I’ve been using the M5 14-inch MacBook Pro for almost a week, casting aside the equally impressive M4 model in favor of a system that promises 20% better multithreaded performance.
With virtually every Apple Silicon Mac since the iconic MacBook Air M1, there always comes a time in my work where Chrome tabs (I use Chrome instead of Safari because my desktop usually runs Google apps like Gmail, Drive, Meets, etc.) and other apps I usually use like Adobe Photoshop slow down or stop responding and I see the rainbow pinwheel spinning while I wait for the system to recover and return control to me.
To be clear, MacBook Air and MacBook Pro never crash. There’s no blue screen of death in macOS (including the pretty new Tahoe covered in liquid glass), just slowing down or what feels like saving on a busy thoroughfare.
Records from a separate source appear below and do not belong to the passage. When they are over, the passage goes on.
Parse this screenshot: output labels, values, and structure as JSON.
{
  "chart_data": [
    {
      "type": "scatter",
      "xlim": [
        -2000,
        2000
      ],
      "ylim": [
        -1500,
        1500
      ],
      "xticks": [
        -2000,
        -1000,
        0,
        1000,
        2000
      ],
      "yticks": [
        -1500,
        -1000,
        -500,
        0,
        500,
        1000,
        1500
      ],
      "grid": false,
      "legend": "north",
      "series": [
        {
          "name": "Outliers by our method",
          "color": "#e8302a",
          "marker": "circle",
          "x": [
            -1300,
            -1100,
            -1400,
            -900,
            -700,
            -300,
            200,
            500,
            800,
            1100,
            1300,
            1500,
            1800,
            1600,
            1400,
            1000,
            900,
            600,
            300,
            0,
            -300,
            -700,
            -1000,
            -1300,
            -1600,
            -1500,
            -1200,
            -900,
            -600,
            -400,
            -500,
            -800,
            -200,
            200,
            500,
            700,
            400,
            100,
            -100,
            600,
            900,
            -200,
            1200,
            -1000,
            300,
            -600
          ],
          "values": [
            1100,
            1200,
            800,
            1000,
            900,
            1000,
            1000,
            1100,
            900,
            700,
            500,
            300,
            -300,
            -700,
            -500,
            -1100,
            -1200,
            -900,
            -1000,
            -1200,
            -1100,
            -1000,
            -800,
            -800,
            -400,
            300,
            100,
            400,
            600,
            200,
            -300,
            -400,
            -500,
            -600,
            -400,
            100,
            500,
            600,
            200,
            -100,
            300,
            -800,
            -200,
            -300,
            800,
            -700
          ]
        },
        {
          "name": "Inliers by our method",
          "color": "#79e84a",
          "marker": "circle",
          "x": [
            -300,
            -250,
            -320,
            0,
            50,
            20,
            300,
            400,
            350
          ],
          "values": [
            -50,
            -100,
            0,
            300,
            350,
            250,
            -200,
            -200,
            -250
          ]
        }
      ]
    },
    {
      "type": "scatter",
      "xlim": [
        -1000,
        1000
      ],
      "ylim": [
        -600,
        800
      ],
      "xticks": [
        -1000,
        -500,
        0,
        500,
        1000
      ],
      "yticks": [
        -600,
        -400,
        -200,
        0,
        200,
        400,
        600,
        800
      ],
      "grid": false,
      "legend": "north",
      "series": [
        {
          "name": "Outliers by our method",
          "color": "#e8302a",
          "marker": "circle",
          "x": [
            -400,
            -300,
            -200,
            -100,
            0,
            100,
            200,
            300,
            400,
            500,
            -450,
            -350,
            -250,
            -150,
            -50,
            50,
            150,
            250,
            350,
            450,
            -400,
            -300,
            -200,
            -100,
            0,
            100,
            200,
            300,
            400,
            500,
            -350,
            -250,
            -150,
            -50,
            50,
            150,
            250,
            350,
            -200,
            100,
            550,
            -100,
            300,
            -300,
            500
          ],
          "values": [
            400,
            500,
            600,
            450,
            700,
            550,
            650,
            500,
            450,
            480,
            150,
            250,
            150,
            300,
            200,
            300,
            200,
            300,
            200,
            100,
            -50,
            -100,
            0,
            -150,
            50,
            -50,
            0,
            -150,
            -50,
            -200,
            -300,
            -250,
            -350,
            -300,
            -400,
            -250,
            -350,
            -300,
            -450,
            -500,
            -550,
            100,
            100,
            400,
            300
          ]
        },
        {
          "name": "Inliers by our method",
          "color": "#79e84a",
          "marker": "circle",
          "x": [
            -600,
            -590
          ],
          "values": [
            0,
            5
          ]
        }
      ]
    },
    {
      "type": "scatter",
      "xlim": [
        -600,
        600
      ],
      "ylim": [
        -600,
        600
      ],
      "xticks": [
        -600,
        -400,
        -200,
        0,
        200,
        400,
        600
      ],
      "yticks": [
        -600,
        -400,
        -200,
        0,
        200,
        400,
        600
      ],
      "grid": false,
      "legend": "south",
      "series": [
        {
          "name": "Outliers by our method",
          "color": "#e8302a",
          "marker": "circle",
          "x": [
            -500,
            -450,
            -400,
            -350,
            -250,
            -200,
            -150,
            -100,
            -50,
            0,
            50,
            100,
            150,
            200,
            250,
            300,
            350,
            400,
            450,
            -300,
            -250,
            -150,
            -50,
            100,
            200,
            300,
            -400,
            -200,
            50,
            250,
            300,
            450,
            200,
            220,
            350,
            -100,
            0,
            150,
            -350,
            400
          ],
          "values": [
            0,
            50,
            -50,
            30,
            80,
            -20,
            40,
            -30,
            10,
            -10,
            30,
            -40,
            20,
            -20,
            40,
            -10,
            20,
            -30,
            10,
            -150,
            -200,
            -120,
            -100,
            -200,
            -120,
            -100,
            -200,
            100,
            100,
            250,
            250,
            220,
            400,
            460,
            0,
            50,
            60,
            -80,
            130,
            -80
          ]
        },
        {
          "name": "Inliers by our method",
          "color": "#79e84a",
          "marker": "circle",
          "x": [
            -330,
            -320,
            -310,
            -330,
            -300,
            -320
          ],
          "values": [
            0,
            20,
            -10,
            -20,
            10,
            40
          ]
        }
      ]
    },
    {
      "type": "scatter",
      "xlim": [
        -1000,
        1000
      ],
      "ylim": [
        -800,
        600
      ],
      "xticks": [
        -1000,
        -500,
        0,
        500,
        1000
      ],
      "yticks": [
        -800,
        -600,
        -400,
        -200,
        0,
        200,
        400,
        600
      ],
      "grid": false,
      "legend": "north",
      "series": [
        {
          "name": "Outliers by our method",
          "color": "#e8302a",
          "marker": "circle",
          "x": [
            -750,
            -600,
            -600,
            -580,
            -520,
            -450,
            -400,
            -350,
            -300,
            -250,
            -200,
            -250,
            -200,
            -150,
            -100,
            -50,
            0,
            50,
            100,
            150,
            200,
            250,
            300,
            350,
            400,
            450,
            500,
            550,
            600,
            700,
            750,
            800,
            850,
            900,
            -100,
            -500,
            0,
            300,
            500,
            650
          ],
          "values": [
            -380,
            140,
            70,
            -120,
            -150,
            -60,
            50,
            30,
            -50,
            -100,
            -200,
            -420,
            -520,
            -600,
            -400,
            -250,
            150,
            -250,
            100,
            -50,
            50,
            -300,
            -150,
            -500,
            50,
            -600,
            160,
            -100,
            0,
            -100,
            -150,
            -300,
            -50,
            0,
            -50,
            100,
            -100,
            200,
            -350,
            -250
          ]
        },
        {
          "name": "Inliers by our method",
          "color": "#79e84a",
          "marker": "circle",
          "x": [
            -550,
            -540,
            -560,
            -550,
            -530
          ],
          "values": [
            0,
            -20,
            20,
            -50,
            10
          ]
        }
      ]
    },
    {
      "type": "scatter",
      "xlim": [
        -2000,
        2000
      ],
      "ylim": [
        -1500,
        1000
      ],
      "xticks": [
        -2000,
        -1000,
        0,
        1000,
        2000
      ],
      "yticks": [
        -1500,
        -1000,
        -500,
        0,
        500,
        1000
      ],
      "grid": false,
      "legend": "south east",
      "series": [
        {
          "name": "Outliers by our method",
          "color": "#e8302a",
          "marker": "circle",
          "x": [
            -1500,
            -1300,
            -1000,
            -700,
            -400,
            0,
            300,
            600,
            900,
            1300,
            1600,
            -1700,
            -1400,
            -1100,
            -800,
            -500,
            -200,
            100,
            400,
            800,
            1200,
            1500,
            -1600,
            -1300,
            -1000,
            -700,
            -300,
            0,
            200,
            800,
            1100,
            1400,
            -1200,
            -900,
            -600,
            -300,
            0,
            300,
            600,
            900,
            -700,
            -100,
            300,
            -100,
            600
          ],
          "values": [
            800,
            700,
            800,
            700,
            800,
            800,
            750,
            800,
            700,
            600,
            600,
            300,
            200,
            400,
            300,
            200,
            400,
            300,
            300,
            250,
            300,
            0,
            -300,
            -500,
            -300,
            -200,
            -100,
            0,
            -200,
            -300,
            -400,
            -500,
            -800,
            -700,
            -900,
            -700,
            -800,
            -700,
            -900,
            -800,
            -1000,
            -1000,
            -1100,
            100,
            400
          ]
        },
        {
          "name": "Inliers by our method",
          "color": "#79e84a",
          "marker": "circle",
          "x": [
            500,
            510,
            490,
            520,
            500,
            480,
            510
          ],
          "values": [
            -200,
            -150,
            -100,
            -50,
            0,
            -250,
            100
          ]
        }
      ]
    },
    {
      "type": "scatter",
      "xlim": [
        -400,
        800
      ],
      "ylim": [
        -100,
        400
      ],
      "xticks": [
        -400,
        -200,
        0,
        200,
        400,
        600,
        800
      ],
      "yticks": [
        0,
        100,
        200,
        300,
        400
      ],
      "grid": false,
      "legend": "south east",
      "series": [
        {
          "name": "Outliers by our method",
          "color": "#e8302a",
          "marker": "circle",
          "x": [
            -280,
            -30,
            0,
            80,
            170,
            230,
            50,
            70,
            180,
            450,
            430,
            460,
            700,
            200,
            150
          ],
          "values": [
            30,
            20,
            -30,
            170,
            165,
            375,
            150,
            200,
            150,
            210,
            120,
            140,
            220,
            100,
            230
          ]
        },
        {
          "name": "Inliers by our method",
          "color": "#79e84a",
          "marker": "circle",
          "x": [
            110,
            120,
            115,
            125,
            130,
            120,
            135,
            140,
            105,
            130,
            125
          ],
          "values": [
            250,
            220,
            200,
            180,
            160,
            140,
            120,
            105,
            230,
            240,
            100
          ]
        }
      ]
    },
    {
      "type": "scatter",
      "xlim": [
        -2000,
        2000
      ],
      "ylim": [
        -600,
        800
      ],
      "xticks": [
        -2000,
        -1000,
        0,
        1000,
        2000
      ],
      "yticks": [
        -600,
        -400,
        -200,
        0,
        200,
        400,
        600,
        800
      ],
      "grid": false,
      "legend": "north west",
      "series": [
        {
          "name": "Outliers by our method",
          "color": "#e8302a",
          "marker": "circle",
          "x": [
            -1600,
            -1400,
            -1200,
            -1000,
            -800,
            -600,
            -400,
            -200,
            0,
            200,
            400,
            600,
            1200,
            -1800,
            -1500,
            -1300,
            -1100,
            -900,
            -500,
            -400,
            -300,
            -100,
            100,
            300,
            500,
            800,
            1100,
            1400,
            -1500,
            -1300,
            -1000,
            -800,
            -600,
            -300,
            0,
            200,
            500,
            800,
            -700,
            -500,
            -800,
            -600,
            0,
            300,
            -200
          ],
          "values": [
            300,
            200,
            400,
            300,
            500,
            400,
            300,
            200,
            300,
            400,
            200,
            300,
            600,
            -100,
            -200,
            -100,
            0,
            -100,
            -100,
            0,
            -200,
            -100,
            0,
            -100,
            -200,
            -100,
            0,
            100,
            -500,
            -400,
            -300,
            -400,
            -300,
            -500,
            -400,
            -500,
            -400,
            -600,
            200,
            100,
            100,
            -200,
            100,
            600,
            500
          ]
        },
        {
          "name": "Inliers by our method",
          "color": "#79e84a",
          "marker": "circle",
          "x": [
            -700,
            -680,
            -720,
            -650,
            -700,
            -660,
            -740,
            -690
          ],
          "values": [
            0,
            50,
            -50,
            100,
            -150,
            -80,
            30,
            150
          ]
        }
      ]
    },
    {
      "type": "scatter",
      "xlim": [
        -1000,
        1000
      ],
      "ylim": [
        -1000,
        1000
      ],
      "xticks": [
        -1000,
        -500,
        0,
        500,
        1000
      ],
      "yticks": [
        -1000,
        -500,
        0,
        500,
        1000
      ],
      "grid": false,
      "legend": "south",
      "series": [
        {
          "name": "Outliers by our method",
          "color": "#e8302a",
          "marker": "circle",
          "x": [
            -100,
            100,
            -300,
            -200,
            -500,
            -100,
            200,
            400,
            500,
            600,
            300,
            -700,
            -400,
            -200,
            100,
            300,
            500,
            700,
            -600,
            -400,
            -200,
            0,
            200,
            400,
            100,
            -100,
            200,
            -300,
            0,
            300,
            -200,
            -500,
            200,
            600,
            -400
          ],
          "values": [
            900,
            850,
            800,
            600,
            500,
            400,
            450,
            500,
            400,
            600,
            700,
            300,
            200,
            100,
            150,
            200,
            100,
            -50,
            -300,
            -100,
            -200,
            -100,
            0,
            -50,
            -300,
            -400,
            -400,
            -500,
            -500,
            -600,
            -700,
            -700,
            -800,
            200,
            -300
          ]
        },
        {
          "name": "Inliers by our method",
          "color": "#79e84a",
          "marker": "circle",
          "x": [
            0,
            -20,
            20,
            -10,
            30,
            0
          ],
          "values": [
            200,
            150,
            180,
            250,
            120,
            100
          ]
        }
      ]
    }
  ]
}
I usually try to wait patiently for the system and then close the browser tabs.
Things were different, however, with my M5 14-inch MacBook Pro, configured with 16GB of RAM and 1TB of storage ($1,799 / £1,799 / AU$2,799).
As I write this, I am currently running
- 37 Chrome tabs
- 2 Safari tabs
- 6 tabs ChatGPT Atlas
- Photoshop
- Fast time
on two screens. The M5 14-inch MacBook Pro seems not only comfortable with the situation, but also peppy.
Switching between Photoshop and my endless tabs is no problem. On the contrary, the system seems hungry for more. As I write this, I’ve opened half a dozen more tabs in Safari and as many in Chrome (plus a few in Atlas).
Did the MacBook Pro 14 just smile at me and say, “Is that all you got?” »
I feel like, for the first time, Apple has harnessed the full potential of Apple Silicon and consumer productivity. Yes, there are those who will produce graphics, music, coding, and games on these workhorses, but for the vast majority of the workforce, it’s the browser and tabs that matter. We all put tabs down the throats of our computers.
Who cares if Apple made exactly zero design and external hardware updates? I’m thrilled that the M5 14-inch MacBook Pro is finally up to…or, uh…the task.